Interestingly, the german preliminary constituion (we don't have a real one) that was written by the WWII allies also is about people but unambigously means all people on earth.

'Article 1 of the Basic Law (in German legal shorthand GG, for Grundgesetz), which establishes this principle that "human dignity is inviolable" and that human rights are directly applicable law, ...'

https://en.m.wikipedia.org/wiki/Basic_Law_for_the_Federal_Re...


To be honest, I've not given the article I linked a careful read.

My understanding is that it's entirely uncontroversial (as a question of "is" rather than "ought") that those who are neither US citizens nor US residents, while also not present in the US, are not afforded the protections in the Constitution given to "the people". It is also entirely uncontroversial that they do apply (in sometimes disputed form) to American citizens in the US (and probably also while abroad), and that they usually apply to long-term US legal residents present in the US. Some other points on those spectra are less certain (especially to me).

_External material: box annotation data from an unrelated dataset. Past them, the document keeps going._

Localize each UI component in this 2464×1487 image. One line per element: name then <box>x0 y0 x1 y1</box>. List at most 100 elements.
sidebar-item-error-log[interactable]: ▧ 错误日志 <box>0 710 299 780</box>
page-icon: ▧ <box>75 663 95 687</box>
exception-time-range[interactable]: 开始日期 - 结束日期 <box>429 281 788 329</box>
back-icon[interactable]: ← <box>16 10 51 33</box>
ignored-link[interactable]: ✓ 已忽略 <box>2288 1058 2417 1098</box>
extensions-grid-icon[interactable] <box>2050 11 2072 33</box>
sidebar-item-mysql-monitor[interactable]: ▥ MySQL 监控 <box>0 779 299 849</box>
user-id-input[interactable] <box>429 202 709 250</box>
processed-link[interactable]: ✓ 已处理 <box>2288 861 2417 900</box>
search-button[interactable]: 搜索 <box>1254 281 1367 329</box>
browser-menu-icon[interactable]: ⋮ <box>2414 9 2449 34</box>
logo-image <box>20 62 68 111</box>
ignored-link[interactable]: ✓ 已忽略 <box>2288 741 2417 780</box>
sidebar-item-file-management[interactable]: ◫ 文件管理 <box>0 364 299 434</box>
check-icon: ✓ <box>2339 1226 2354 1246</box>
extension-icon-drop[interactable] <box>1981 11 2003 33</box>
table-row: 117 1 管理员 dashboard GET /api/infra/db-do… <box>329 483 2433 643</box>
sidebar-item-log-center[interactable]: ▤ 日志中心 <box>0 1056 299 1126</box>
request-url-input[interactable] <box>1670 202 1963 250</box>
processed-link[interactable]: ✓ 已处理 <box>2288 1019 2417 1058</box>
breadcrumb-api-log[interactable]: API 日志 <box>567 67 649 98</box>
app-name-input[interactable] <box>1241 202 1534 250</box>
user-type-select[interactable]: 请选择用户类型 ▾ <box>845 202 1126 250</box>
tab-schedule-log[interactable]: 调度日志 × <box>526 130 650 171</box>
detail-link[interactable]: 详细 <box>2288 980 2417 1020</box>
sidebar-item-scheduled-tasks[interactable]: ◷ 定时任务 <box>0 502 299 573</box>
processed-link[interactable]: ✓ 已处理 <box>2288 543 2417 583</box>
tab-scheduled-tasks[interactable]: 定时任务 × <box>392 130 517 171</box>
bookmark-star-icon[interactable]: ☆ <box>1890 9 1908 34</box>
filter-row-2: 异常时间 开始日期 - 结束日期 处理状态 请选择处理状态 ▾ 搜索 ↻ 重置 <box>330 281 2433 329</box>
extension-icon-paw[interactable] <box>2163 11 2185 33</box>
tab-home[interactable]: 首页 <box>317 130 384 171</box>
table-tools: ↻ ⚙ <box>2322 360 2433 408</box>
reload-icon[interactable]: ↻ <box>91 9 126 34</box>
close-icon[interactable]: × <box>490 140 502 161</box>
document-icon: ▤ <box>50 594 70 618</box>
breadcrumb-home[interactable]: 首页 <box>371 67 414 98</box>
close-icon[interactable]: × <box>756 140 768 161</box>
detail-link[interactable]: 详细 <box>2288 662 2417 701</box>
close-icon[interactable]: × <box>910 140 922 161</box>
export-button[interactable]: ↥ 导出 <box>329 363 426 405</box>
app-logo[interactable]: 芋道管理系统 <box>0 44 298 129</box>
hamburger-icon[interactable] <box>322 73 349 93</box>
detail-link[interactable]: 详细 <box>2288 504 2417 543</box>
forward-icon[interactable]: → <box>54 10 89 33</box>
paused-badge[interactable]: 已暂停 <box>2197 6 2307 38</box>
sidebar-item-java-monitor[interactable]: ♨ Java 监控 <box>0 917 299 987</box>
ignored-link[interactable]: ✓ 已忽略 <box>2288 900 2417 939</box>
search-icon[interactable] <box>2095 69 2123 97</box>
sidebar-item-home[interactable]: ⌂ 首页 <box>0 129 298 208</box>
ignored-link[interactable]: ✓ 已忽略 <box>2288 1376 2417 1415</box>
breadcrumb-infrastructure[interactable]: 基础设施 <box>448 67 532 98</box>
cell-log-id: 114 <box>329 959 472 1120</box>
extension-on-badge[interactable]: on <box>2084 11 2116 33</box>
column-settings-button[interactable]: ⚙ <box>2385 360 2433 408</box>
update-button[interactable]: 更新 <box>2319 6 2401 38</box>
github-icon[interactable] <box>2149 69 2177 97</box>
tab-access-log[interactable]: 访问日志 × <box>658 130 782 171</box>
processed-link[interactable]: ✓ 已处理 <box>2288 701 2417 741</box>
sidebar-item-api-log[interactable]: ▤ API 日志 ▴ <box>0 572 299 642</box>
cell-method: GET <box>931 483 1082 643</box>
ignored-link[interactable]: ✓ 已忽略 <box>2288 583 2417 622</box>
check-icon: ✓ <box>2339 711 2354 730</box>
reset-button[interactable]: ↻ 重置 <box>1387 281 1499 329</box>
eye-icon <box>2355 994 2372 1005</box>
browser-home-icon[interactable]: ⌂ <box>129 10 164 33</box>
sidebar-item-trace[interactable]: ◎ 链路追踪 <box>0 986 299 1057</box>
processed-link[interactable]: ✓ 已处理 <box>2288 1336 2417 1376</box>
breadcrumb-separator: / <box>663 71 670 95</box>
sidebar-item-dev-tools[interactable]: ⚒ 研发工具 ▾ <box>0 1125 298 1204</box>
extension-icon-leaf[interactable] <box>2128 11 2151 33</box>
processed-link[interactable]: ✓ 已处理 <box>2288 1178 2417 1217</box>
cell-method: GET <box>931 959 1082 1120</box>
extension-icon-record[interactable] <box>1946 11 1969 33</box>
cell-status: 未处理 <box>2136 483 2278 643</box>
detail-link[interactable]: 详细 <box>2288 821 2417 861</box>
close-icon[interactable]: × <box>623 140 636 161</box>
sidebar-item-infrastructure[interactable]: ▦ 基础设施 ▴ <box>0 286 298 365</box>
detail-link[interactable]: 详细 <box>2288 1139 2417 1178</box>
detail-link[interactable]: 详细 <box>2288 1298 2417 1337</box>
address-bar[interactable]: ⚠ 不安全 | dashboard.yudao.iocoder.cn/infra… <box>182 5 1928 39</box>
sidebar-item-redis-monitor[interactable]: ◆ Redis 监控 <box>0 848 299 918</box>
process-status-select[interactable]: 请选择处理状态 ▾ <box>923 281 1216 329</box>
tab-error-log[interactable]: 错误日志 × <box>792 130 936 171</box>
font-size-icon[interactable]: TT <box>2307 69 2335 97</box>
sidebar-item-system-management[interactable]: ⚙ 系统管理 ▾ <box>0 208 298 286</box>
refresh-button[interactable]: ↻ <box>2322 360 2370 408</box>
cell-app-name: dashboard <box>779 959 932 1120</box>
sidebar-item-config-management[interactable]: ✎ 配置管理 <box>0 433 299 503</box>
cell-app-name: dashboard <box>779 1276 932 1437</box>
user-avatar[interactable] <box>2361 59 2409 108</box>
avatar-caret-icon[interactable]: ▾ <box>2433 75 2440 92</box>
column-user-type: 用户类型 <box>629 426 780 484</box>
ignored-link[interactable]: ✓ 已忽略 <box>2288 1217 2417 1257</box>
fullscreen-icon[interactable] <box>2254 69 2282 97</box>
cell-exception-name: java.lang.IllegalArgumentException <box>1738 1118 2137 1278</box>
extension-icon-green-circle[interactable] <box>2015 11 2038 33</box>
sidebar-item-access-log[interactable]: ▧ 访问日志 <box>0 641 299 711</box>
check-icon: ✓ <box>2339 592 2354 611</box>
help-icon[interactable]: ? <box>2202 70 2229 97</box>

America, where corporations are people but foreigners aren't.


But foreigners with corporations are people! https://theintercept.com/2016/09/16/fec-republicans-kill-att...


Cute (and upvoted for humor).

The question is not whether foreigners are people, but whether they are a part of "the people", usually taken to mean "the people of the United States" - which is the context in which "the people" first appears.


Are foreign corporations people? - that is the question.


Yes, they can donate to political campaigns. :)


The Constitution is American law, and American law does not apply extraterritorially except in narrow cases. That's a bedrock principle of Constitutional law. The only thing that binds the US government abroad is the law of the jungle.


That's a bit like saying murder is legal because murderers exist.

http://www.un.org/en/universal-declaration-human-rights/

And yes, I know, human rights and international law are kind of lacking enforcement, so compared to stealing a lollipop or something, of course there is no legal problem with what the NSA is doing. But "it's gotta be okay or it wouldn't happen"? Nah.


By the same token downvotes without words go into the same bin. So far you showed you can click a button. That's literally it.